USS HALYBURTON, At Sea (NNS) -- As the stars fade in the rising sunlight and the moon sets under the horizon, ocean waves mildly rock the oldest Oliver Hazard Perry-class frigate USS Halyburton from side to side with her Deck department at hand, alert and ready, for a sea-and-anchor detail during her approach to Cuba.
"Heads up on deck, heads up on pier," is roared as deck seamen and boatswain's mates alike, aboard Halyburton, throw heaving lines to line handlers ashore. The Caribbean sun heats Naval Station Guantanamo Bay, Cuba causing sweat to drip from hard hat to work boots during a scheduled refueling stop Jan. 18.

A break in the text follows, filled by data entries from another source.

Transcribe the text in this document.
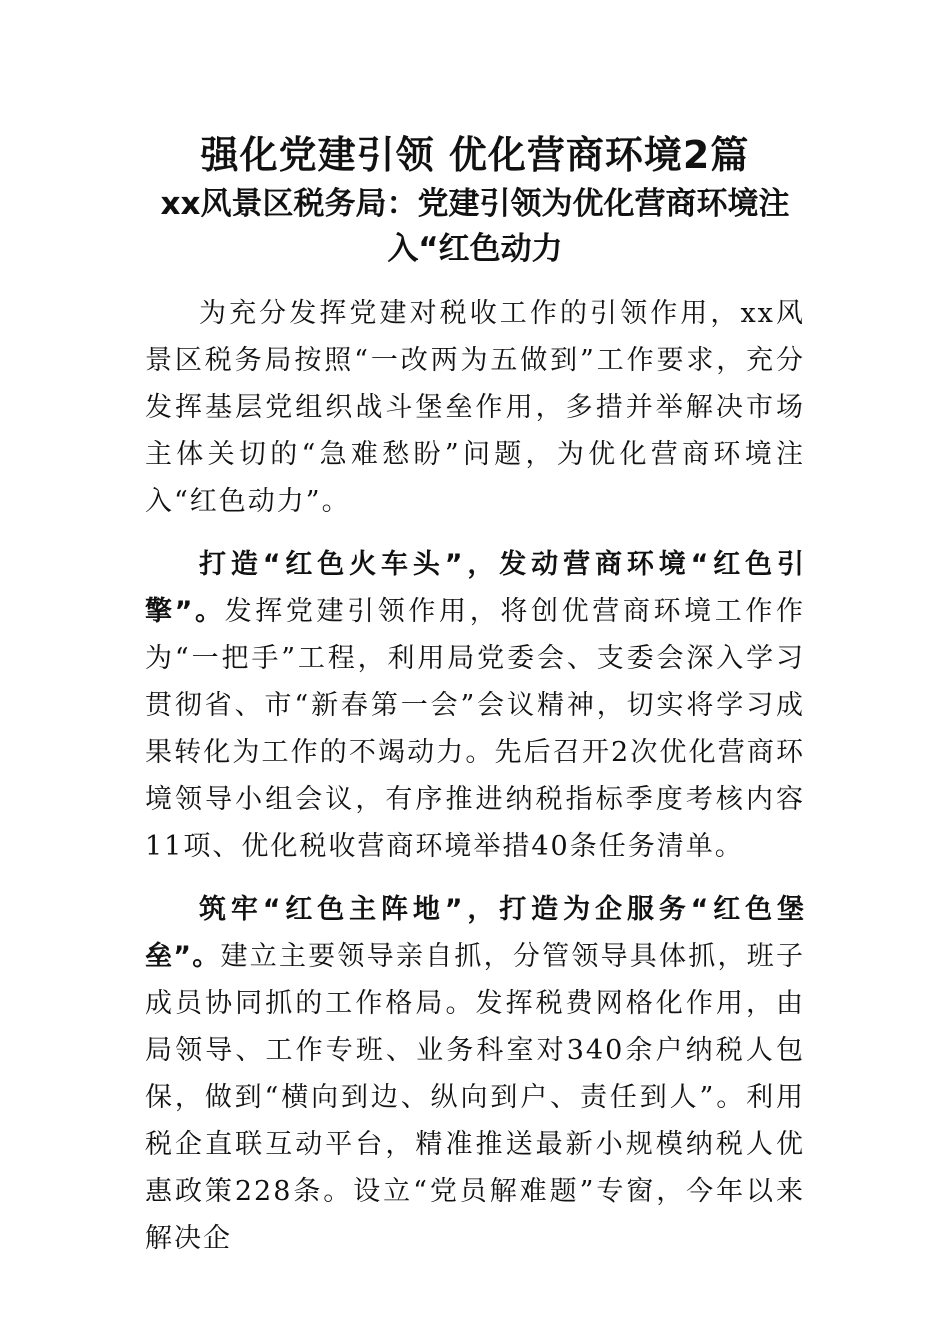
强化党建引领 优化营商环境2篇
xx风景区税务局：党建引领为优化营商环境注入“红色动力

为充分发挥党建对税收工作的引领作用，xx风景区税务局按照“一改两为五做到”工作要求，充分发挥基层党组织战斗堡垒作用，多措并举解决市场主体关切的“急难愁盼”问题，为优化营商环境注入“红色动力”。

打造“红色火车头”，发动营商环境“红色引擎”。发挥党建引领作用，将创优营商环境工作作为“一把手”工程，利用局党委会、支委会深入学习贯彻省、市“新春第一会”会议精神，切实将学习成果转化为工作的不竭动力。先后召开2次优化营商环境领导小组会议，有序推进纳税指标季度考核内容11项、优化税收营商环境举措40条任务清单。

筑牢“红色主阵地”，打造为企服务“红色堡垒”。建立主要领导亲自抓，分管领导具体抓，班子成员协同抓的工作格局。发挥税费网格化作用，由局领导、工作专班、业务科室对340余户纳税人包保，做到“横向到边、纵向到户、责任到人”。利用税企直联互动平台，精准推送最新小规模纳税人优惠政策228条。设立“党员解难题”专窗，今年以来解决企
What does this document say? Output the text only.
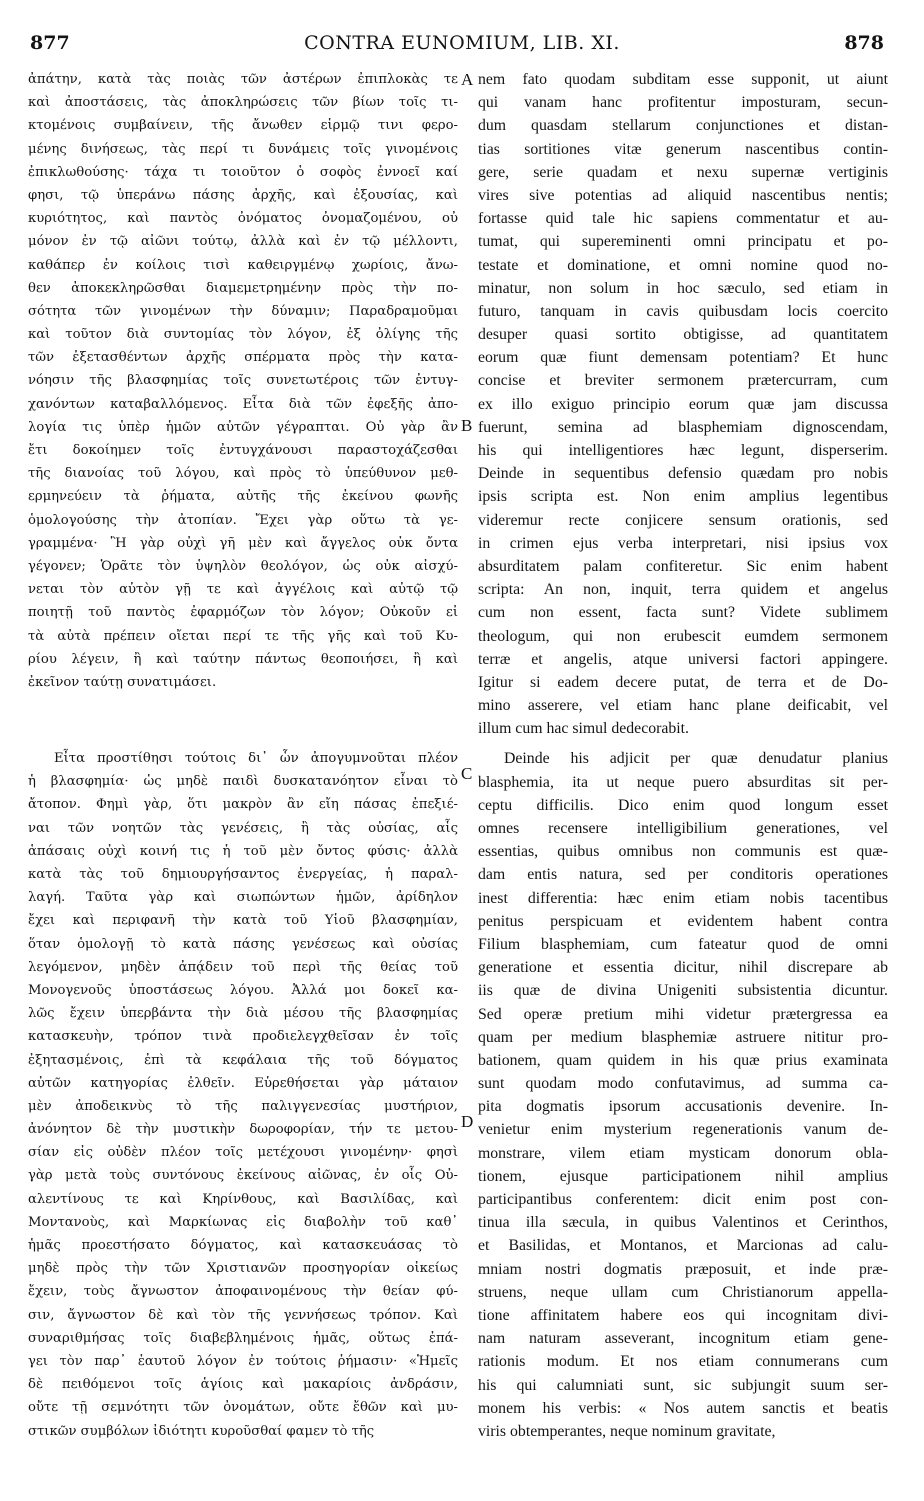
877	CONTRA EUNOMIUM, LIB. XI.	878
ἀπάτην, κατὰ τὰς ποιὰς τῶν ἀστέρων ἐπιπλοκὰς τε
καὶ ἀποστάσεις, τὰς ἀποκληρώσεις τῶν βίων τοῖς τι-
κτομένοις συμβαίνειν, τῆς ἄνωθεν εἱρμῷ τινι φερο-
μένης δινήσεως, τὰς περί τι δυνάμεις τοῖς γινομένοις
ἐπικλωθούσης· τάχα τι τοιοῦτον ὁ σοφὸς ἐννοεῖ καί
φησι, τῷ ὑπεράνω πάσης ἀρχῆς, καὶ ἐξουσίας, καὶ
κυριότητος, καὶ παντὸς ὀνόματος ὀνομαζομένου, οὐ
μόνον ἐν τῷ αἰῶνι τούτῳ, ἀλλὰ καὶ ἐν τῷ μέλλοντι,
καθάπερ ἐν κοίλοις τισὶ καθειργμένῳ χωρίοις, ἄνω-
θεν ἀποκεκληρῶσθαι διαμεμετρημένην πρὸς τὴν πο-
σότητα τῶν γινομένων τὴν δύναμιν; Παραδραμοῦμαι
καὶ τοῦτον διὰ συντομίας τὸν λόγον, ἐξ ὀλίγης τῆς
τῶν ἐξετασθέντων ἀρχῆς σπέρματα πρὸς τὴν κατα-
νόησιν τῆς βλασφημίας τοῖς συνετωτέροις τῶν ἐντυγ-
χανόντων καταβαλλόμενος. Εἶτα διὰ τῶν ἐφεξῆς ἀπο-
λογία τις ὑπὲρ ἡμῶν αὐτῶν γέγραπται. Οὐ γὰρ ἂν
ἔτι δοκοίημεν τοῖς ἐντυγχάνουσι παραστοχάζεσθαι
τῆς διανοίας τοῦ λόγου, καὶ πρὸς τὸ ὑπεύθυνον μεθ-
ερμηνεύειν τὰ ῥήματα, αὐτῆς τῆς ἐκείνου φωνῆς
ὁμολογούσης τὴν ἀτοπίαν. Ἔχει γὰρ οὕτω τὰ γε-
γραμμένα· Ἢ γὰρ οὐχὶ γῆ μὲν καὶ ἄγγελος οὐκ ὄντα
γέγονεν; Ὁρᾶτε τὸν ὑψηλὸν θεολόγον, ὡς οὐκ αἰσχύ-
νεται τὸν αὐτὸν γῇ τε καὶ ἀγγέλοις καὶ αὐτῷ τῷ
ποιητῇ τοῦ παντὸς ἐφαρμόζων τὸν λόγον; Οὐκοῦν εἰ
τὰ αὐτὰ πρέπειν οἴεται περί τε τῆς γῆς καὶ τοῦ Κυ-
ρίου λέγειν, ἢ καὶ ταύτην πάντως θεοποιήσει, ἢ καὶ
ἐκεῖνον ταύτῃ συνατιμάσει.
Εἶτα προστίθησι τούτοις δι᾽ ὧν ἀπογυμνοῦται πλέον
ἡ βλασφημία· ὡς μηδὲ παιδὶ δυσκατανόητον εἶναι τὸ
ἄτοπον. Φημὶ γὰρ, ὅτι μακρὸν ἂν εἴη πάσας ἐπεξιέ-
ναι τῶν νοητῶν τὰς γενέσεις, ἢ τὰς οὐσίας, αἷς
ἁπάσαις οὐχὶ κοινή τις ἡ τοῦ μὲν ὄντος φύσις· ἀλλὰ
κατὰ τὰς τοῦ δημιουργήσαντος ἐνεργείας, ἡ παραλ-
λαγή. Ταῦτα γὰρ καὶ σιωπώντων ἡμῶν, ἀρίδηλον
ἔχει καὶ περιφανῆ τὴν κατὰ τοῦ Υἱοῦ βλασφημίαν,
ὅταν ὁμολογῇ τὸ κατὰ πάσης γενέσεως καὶ οὐσίας
λεγόμενον, μηδὲν ἀπᾴδειν τοῦ περὶ τῆς θείας τοῦ
Μονογενοῦς ὑποστάσεως λόγου. Ἀλλά μοι δοκεῖ κα-
λῶς ἔχειν ὑπερβάντα τὴν διὰ μέσου τῆς βλασφημίας
κατασκευὴν, τρόπον τινὰ προδιελεγχθεῖσαν ἐν τοῖς
ἐξητασμένοις, ἐπὶ τὰ κεφάλαια τῆς τοῦ δόγματος
αὐτῶν κατηγορίας ἐλθεῖν. Εὑρεθήσεται γὰρ μάταιον
μὲν ἀποδεικνὺς τὸ τῆς παλιγγενεσίας μυστήριον,
ἀνόνητον δὲ τὴν μυστικὴν δωροφορίαν, τήν τε μετου-
σίαν εἰς οὐδὲν πλέον τοῖς μετέχουσι γινομένην· φησὶ
γὰρ μετὰ τοὺς συντόνους ἐκείνους αἰῶνας, ἐν οἷς Οὐ-
αλεντίνους τε καὶ Κηρίνθους, καὶ Βασιλίδας, καὶ
Μοντανοὺς, καὶ Μαρκίωνας εἰς διαβολὴν τοῦ καθ᾽
ἡμᾶς προεστήσατο δόγματος, καὶ κατασκευάσας τὸ
μηδὲ πρὸς τὴν τῶν Χριστιανῶν προσηγορίαν οἰκείως
ἔχειν, τοὺς ἄγνωστον ἀποφαινομένους τὴν θείαν φύ-
σιν, ἄγνωστον δὲ καὶ τὸν τῆς γεννήσεως τρόπον. Καὶ
συναριθμήσας τοῖς διαβεβλημένοις ἡμᾶς, οὕτως ἐπά-
γει τὸν παρ᾽ ἑαυτοῦ λόγον ἐν τούτοις ῥήμασιν· «Ἡμεῖς
δὲ πειθόμενοι τοῖς ἁγίοις καὶ μακαρίοις ἀνδράσιν,
οὔτε τῇ σεμνότητι τῶν ὀνομάτων, οὔτε ἔθῶν καὶ μυ-
στικῶν συμβόλων ἰδιότητι κυροῦσθαί φαμεν τὸ τῆς
nem fato quodam subditam esse supponit, ut aiunt
qui vanam hanc profitentur imposturam, secun-
dum quasdam stellarum conjunctiones et distan-
tias sortitiones vitæ generum nascentibus contin-
gere, serie quadam et nexu supernæ vertiginis
vires sive potentias ad aliquid nascentibus nentis;
fortasse quid tale hic sapiens commentatur et au-
tumat, qui supereminenti omni principatu et po-
testate et dominatione, et omni nomine quod no-
minatur, non solum in hoc sæculo, sed etiam in
futuro, tanquam in cavis quibusdam locis coercito
desuper quasi sortito obtigisse, ad quantitatem
eorum quæ fiunt demensam potentiam? Et hunc
concise et breviter sermonem prætercurram, cum
ex illo exiguo principio eorum quæ jam discussa
fuerunt, semina ad blasphemiam dignoscendam,
his qui intelligentiores hæc legunt, disperserim.
Deinde in sequentibus defensio quædam pro nobis
ipsis scripta est. Non enim amplius legentibus
videremur recte conjicere sensum orationis, sed
in crimen ejus verba interpretari, nisi ipsius vox
absurditatem palam confiteretur. Sic enim habent
scripta: An non, inquit, terra quidem et angelus
cum non essent, facta sunt? Videte sublimem
theologum, qui non erubescit eumdem sermonem
terræ et angelis, atque universi factori appingere.
Igitur si eadem decere putat, de terra et de Do-
mino asserere, vel etiam hanc plane deificabit, vel
illum cum hac simul dedecorabit.
Deinde his adjicit per quæ denudatur planius
blasphemia, ita ut neque puero absurditas sit per-
ceptu difficilis. Dico enim quod longum esset
omnes recensere intelligibilium generationes, vel
essentias, quibus omnibus non communis est quæ-
dam entis natura, sed per conditoris operationes
inest differentia: hæc enim etiam nobis tacentibus
penitus perspicuam et evidentem habent contra
Filium blasphemiam, cum fateatur quod de omni
generatione et essentia dicitur, nihil discrepare ab
iis quæ de divina Unigeniti subsistentia dicuntur.
Sed operæ pretium mihi videtur prætergressa ea
quam per medium blasphemiæ astruere nititur pro-
bationem, quam quidem in his quæ prius examinata
sunt quodam modo confutavimus, ad summa ca-
pita dogmatis ipsorum accusationis devenire. In-
venietur enim mysterium regenerationis vanum de-
monstrare, vilem etiam mysticam donorum obla-
tionem, ejusque participationem nihil amplius
participantibus conferentem: dicit enim post con-
tinua illa sæcula, in quibus Valentinos et Cerinthos,
et Basilidas, et Montanos, et Marcionas ad calu-
mniam nostri dogmatis præposuit, et inde præ-
struens, neque ullam cum Christianorum appella-
tione affinitatem habere eos qui incognitam divi-
nam naturam asseverant, incognitum etiam gene-
rationis modum. Et nos etiam connumerans cum
his qui calumniati sunt, sic subjungit suum ser-
monem his verbis: « Nos autem sanctis et beatis
viris obtemperantes, neque nominum gravitate,
A
B
C
D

Halyburton's presence in the 4th fleet area of responsibility is now known, and her purpose is clear. Halyburton is supporting Operation Martillo and she means business.
Operation Martillo (Spanish for 'hammer') is a multinational mission tasked with conducting Counter Illicit Trafficking (CIT) operations.
Belize, Canada, Colombia, Costa Rica, El Salvador, France, Guatemala, Honduras, the Netherlands, Nicaragua, Panama, Spain, United Kingdom and the United States are participating in Martillo with additional contributions from Chile.
Halyburton departed Naval Station Mayport, Jan. 15, with a full crew, an embarked air detachment from the Grandmasters of Helicopter Maritime Squadron (HSM) 46 and an embarked U.S. Coast Guard Law Enforcement Detachment (LEDET).
"We are very thrilled to work hand-in-hand with the Sailors aboard Halyburton," said Maritime Enforcement Specialist 2nd Class Fidel Castillo, a U.S. Coast Guard LEDET boarding officer aboard Halyburton. "Our mission aboard USS Halyburton is vital. We are here to provide law enforcement support, in order to enable the navy's maritime security mission to counter drug tasking."
Castillo went on to say that since this is Halyburton's last deployment, the LEDET is keen about getting a drug bust so that Halyburton ends her service life on a high note while supporting Operation Martillo and her nation as she has done for more than 30 years.
The Coast Guardsmen have conducted controlled drills with Halyburton's Visit, Board, Search and Seizure team (VBSS) to build cohesion and ensure compliance with the applicable rules of engagement and use of force. They have also worked with the aircrews of HSM 46 on aerial use of force.
"It was great to get to work with the Halyburton VBSS team and Law enforcement detachment all together in our operating area," said Lt. j.g. Brian Stong a pilot assigned to the Grandmasters of HSM 46 detachment 4. "It's something we have been training for individually, for a while, but it's great to bring it all together and see all the pieces work. We enjoy working together and perfecting our craft."
The Halyburton is the second oldest commissioned frigate in the U.S. Navy behind the esteemed sailing frigate the USS Constitution. While Halyburton is scheduled for decommissioning after this deployment, she is ready for action and so is her crew.
"As we set out on USS Halyburton's final deployment it is an honor to be the command master chief that will write the final chapter of her career," said Command Master Chief Lee Friedlander. "Over the last 30 years she has served us well; taken our Sailors into harms way, protected our seas, trained our Sailors and returned them safely home to their loved ones. Our crew is trained and ready to fight, from the engineers that maintain a 30 year old propulsion plant, to our combat systems team that flawlessly provides communications, navigation and coordination to our VBSS team, boat crew, crew serve weapons and bridge watch teams, which have all trained together and are 100 percent ready to carry out and complete the mission."
Friedlander stated the crew will continue to maintain and care for their beloved ship, and send her ashore with full honors. His final statement was a shout out to his Sailors, "Thank you Shipmates, it's a true honor to be serving with you."
U.S. Naval Forces Southern Command and U.S. 4th Fleet provide a sea-based, forward presence to ensure freedom of maneuver in the maritime domain, to foster and sustain cooperative relationships with international partners and to fully exploit the sea as maneuver space in order to enhance regional security and promote peace, stability, and prosperity in the Caribbean, Central and South American regions in support of U.S. Southern Command joint and combined full-spectrum military operations.